01 -
First things first, let’s get that chicken ready. I like to pat my chicken breasts super dry with paper towels—this helps them get a lovely sear, which means more flavor! Then, I cut them into bite-sized pieces, about an inch or so. Season them generously with salt and pepper; honestly, this is where I always forget and then have to add more later. Don't be like me! You want to see that seasoning coating every piece.
02 -
Now, get a large skillet or Dutch oven heating over medium-high heat. Add a tablespoon of olive oil, and once it’s shimmering, toss in your chicken. Don't overcrowd the pan, hon, otherwise, it’ll steam instead of sear. You’re looking for a beautiful golden-brown crust on all sides. This usually takes about 5-7 minutes. Once it’s cooked through, remove the chicken to a plate and set it aside. See those browned bits in the pan? That’s flavor gold for our sauce!
03 -
Reduce the heat to medium, and melt the butter in the same pan. All those browned bits from the chicken? They’ll loosen up and infuse into the butter – pure deliciousness! Add your minced garlic and let it cook for about 1-2 minutes, stirring constantly. You want it fragrant and slightly golden, not burnt!

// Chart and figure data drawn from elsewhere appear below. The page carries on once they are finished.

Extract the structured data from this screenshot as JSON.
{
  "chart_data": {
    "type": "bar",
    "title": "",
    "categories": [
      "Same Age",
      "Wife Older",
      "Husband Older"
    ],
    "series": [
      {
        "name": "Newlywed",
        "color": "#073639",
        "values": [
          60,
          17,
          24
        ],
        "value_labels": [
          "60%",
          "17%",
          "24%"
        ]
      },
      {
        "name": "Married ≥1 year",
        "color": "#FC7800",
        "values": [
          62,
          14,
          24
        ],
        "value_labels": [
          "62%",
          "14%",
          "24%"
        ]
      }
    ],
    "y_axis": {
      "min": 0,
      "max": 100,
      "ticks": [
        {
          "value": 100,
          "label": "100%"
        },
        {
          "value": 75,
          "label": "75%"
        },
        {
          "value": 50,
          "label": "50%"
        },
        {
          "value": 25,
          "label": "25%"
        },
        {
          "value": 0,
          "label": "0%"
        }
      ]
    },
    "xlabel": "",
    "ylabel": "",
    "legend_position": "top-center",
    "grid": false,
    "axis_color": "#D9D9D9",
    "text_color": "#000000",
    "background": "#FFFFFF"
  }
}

I’ve definitely burned garlic before, and let me tell you, that bitter smell is hard to get rid of. Keep an eye on it!
04 -
Pour in the chicken broth and heavy cream, stirring everything together until it’s smooth. Bring the sauce to a gentle simmer, letting it cook for about 5 minutes, or until it thickens slightly. This is where the magic of our **creamy garlic butter chicken sauce** really comes alive! I love watching it transform into this luscious, velvety pool. Season with a little more salt and pepper to taste here; remember, you’re building layers of flavor.
05 -
Return the seared chicken back to the skillet with the sauce. Stir to coat every piece in that glorious **creamy garlic butter chicken** goodness. Let it simmer for another 2-3 minutes, just so the chicken can warm through and really soak up all those amazing flavors. While this is happening, I usually get my egg noodles boiling in a separate pot of salted water. Remember, this is where I always forget to salt the water, oops!
06 -
Once your egg noodles are cooked to al dente perfection, drain them and add them directly to the skillet. Toss everything together until the noodles are thoroughly coated. Stir in the freshly grated Parmesan cheese until it melts into the sauce, making it even more decadent. Garnish with fresh parsley before serving. The aroma at this point? Honestly, it’s heavenly!